Route information
- Length: 85.63 km (53.21 mi)
- Existed: 2007–present

Location
- Country: China

Highway system
- National Trunk Highway System; Primary; Auxiliary; National Highways; Transport in China;
| ← G1503 |  | → G1505 |

= G1504 Ningbo Ring Expressway =

Road in Ningbo, China

The Ningbo Ring Expressway (宁波绕城高速公路), designated as G1504, is ring expressway in Ningbo, Zhejiang, China. The Ningbo Ring Expressway is composed of east and west sections, with a total length of 85.63 kilometers and features 17 interchanges, 13 toll stations and 1 service area.
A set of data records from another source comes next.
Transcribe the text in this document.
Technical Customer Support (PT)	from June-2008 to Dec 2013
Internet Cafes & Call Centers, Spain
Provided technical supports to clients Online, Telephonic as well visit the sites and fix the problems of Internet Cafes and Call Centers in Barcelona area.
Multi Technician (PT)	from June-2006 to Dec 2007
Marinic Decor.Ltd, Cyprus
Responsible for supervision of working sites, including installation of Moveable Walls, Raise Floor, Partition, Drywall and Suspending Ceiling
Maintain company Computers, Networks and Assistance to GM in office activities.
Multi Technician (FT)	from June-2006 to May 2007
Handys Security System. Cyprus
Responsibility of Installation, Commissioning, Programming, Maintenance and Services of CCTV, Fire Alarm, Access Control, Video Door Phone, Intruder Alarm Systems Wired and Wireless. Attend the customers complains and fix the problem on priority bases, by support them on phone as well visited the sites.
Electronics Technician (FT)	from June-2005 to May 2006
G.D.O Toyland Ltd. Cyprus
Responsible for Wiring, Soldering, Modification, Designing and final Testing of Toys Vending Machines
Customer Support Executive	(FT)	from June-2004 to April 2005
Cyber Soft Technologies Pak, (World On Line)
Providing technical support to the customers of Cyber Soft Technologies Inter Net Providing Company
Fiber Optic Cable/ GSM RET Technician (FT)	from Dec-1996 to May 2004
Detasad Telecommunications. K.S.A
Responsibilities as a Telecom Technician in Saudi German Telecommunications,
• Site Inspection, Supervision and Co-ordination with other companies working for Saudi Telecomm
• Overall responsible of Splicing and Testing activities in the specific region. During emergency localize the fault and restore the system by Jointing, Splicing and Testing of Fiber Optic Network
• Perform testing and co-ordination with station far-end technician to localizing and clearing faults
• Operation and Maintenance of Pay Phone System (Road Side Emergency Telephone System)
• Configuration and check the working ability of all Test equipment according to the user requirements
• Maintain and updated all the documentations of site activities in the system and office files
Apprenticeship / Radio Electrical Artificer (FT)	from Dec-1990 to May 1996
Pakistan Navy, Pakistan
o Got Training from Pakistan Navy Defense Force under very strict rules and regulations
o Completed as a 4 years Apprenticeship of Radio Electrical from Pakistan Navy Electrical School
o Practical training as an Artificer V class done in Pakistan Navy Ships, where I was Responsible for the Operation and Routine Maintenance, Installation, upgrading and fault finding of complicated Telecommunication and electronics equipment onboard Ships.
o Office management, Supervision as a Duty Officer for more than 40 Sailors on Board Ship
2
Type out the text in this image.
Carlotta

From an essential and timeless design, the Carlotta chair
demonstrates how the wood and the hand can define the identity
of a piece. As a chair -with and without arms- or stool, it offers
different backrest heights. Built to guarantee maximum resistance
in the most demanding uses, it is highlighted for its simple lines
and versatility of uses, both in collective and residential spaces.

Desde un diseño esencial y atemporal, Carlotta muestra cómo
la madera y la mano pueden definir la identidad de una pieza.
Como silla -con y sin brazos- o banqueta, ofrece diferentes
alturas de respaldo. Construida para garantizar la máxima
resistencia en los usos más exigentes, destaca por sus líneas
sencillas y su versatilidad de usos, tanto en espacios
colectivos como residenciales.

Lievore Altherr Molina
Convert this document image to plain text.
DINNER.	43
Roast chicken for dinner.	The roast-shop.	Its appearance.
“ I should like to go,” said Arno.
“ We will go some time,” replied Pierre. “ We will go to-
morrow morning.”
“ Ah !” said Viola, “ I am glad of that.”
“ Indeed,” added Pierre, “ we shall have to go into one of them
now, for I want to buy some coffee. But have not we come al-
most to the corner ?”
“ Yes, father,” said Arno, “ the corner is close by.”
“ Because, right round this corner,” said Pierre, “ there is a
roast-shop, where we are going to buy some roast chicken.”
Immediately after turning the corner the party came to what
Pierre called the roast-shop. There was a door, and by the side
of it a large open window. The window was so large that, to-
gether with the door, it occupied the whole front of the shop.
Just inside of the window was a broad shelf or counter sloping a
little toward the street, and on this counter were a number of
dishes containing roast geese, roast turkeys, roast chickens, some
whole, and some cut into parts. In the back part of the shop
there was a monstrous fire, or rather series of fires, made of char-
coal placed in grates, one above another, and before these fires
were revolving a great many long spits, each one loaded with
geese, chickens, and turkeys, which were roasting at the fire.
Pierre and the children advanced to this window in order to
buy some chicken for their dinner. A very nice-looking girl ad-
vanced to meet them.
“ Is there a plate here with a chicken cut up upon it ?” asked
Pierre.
The whole expressway was opened to traffic on 28 December 2011. It is known as the "golden ring line" of Ningbo.

==Overview==
===West section===
The west section of Ningbo Ring Expressway starts from Luotuo Street, Yanjiaqiao Village, Zhenhai District, and ends at Jiangshan Town, Yinzhou District, passing through Haishu District and Fenghua District, with a total length of 42.135 kilometers. It opened to traffic on 26 December 2007

===East section===
The eastern section of Ningbo Ring Expressway starts from Jiangshan Town, Yinzhou District, passes through Beilun District, and ends at Luotuo Street, Yanjiaqiao Village, Zhenhai District connected to the west section. Among them, the section from Baoguo Temple to Linjiang was opened to traffic ahead of schedule on 31 December 2010 while the rest of the east section opened to traffic on 28 December 2011 after the completion of the Qingshuipu Bridge.